NASA’s picked the site for the next Mars rover landing – a spot inside the planet’s Gale crater that the scientists say just might reveal whether the planet could have supported life.
The Curiosity rover is due to launch late this year, landing next August at the foot of a mountain in the 96 mile-wide crater. A rocket-powered sky crane suspending Curiosity on tethers will lower the rover directly to the Martian surface.
“Mars is firmly in our sights,” says NASA Administrator Charles Bolden. “Curiosity not only will return a wealth of important science data, but it will serve as a precursor mission for human exploration to the Red Planet.”
Curiosity will stay on Mars for one Martian year – nearly two Earth years – and will study whether the crater once had the right conditions to support microbial life.
“Scientists identified Gale as their top choice to pursue the ambitious goals of this new rover mission,” says Jim Green, director for the Planetary Science Division at NASA Headquarters in Washington. “The site offers a visually dramatic landscape and also great potential for significant science findings.”
The Gale crater was selected from more than 30 potential landing sites, and has an alluvial fan likely formed by water-carried sediments.
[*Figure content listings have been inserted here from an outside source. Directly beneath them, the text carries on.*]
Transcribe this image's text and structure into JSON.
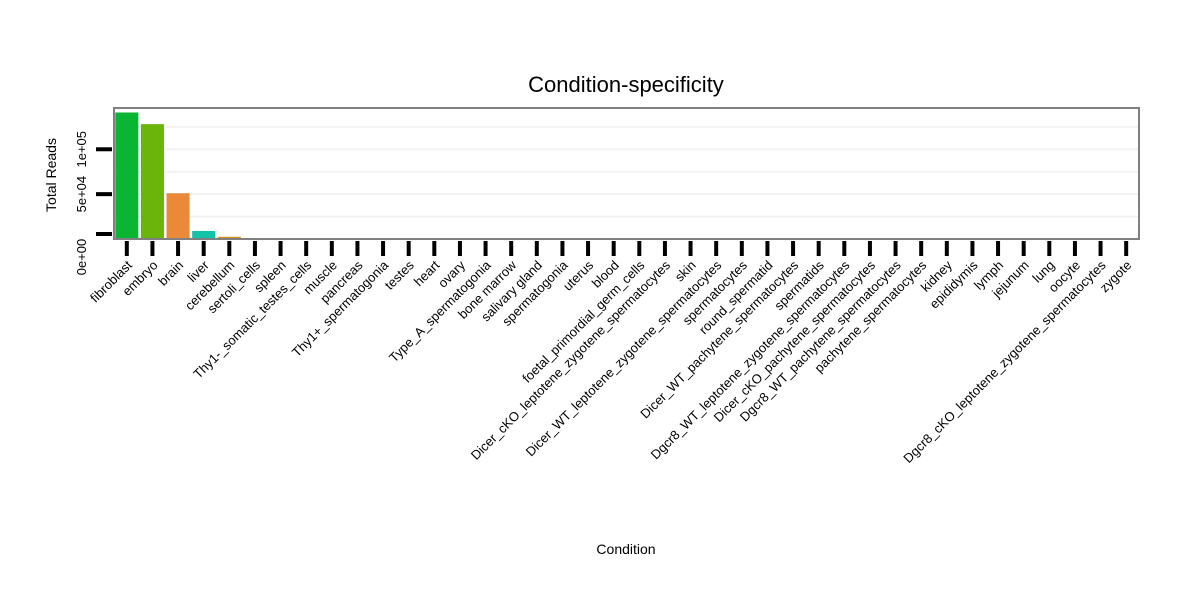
{
  "chart_data": {
    "type": "bar",
    "title": "Condition-specificity",
    "xlabel": "Condition",
    "ylabel": "Total Reads",
    "ylim": [
      0,
      146000
    ],
    "y_ticks": [
      0,
      50000,
      100000
    ],
    "y_tick_labels": [
      "0e+00",
      "5e+04",
      "1e+05"
    ],
    "grid": true,
    "legend": "none",
    "categories": [
      "fibroblast",
      "embryo",
      "brain",
      "liver",
      "cerebellum",
      "sertoli_cells",
      "spleen",
      "Thy1-_somatic_testes_cells",
      "muscle",
      "pancreas",
      "Thy1+_spermatogonia",
      "testes",
      "heart",
      "ovary",
      "Type_A_spermatogonia",
      "bone marrow",
      "salivary gland",
      "spermatogonia",
      "uterus",
      "blood",
      "foetal_primordial_germ_cells",
      "Dicer_cKO_leptotene_zygotene_spermatocytes",
      "skin",
      "Dicer_WT_leptotene_zygotene_spermatocytes",
      "spermatocytes",
      "round_spermatid",
      "Dicer_WT_pachytene_spermatocytes",
      "spermatids",
      "Dgcr8_WT_leptotene_zygotene_spermatocytes",
      "Dicer_cKO_pachytene_spermatocytes",
      "Dgcr8_WT_pachytene_spermatocytes",
      "pachytene_spermatocytes",
      "kidney",
      "epididymis",
      "lymph",
      "jejunum",
      "lung",
      "oocyte",
      "Dgcr8_cKO_leptotene_zygotene_spermatocytes",
      "zygote"
    ],
    "values": [
      141000,
      128000,
      51000,
      9000,
      2500,
      1000,
      700,
      200,
      120,
      80,
      60,
      50,
      40,
      30,
      25,
      20,
      18,
      15,
      12,
      10,
      8,
      7,
      6,
      5,
      5,
      4,
      4,
      3,
      3,
      3,
      2,
      2,
      2,
      1,
      1,
      1,
      1,
      1,
      1,
      1
    ],
    "colors": [
      "#0bb534",
      "#6ab40c",
      "#ea8a39",
      "#12c3a8",
      "#d4901c",
      "#8a7dd8",
      "#d570c8",
      "#c8c8c8",
      "#c8c8c8",
      "#c8c8c8",
      "#c8c8c8",
      "#c8c8c8",
      "#c8c8c8",
      "#c8c8c8",
      "#c8c8c8",
      "#c8c8c8",
      "#c8c8c8",
      "#c8c8c8",
      "#c8c8c8",
      "#c8c8c8",
      "#c8c8c8",
      "#c8c8c8",
      "#c8c8c8",
      "#c8c8c8",
      "#c8c8c8",
      "#c8c8c8",
      "#c8c8c8",
      "#c8c8c8",
      "#c8c8c8",
      "#c8c8c8",
      "#c8c8c8",
      "#c8c8c8",
      "#c8c8c8",
      "#c8c8c8",
      "#c8c8c8",
      "#c8c8c8",
      "#c8c8c8",
      "#c8c8c8",
      "#c8c8c8",
      "#c8c8c8"
    ]
  }
}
The layers at the base of the mountain contain clays and sulfates, both known to form in water.
“One fascination with Gale is that it’s a huge crater sitting in a very low-elevation position on Mars, and we all know that water runs downhill,” said John Grotzinger, the mission’s project scientist at the California Institute of Technology.
“In terms of the total vertical profile exposed and the low elevation, Gale offers attractions similar to Mars’ famous Valles Marineris, the largest canyon in the solar system.”
Curiosity’s 10 science instruments include two for ingesting and analyzing samples of powdered rock, collected by the rover’s robotic arm. Its science payload can identify ingredients of life, such as organic compounds.
But long-term preservation of organic compounds requires special conditions, and finding any is a long shot, says Michael Meyer, lead scientist for NASA’s Mars Exploration Program at agency headquarters.
“What adds to Gale’s appeal is that, organics or not, the site holds a diversity of features and layers for investigating changing environmental conditions, some of which could inform a broader understanding of habitability on ancient Mars,” he says.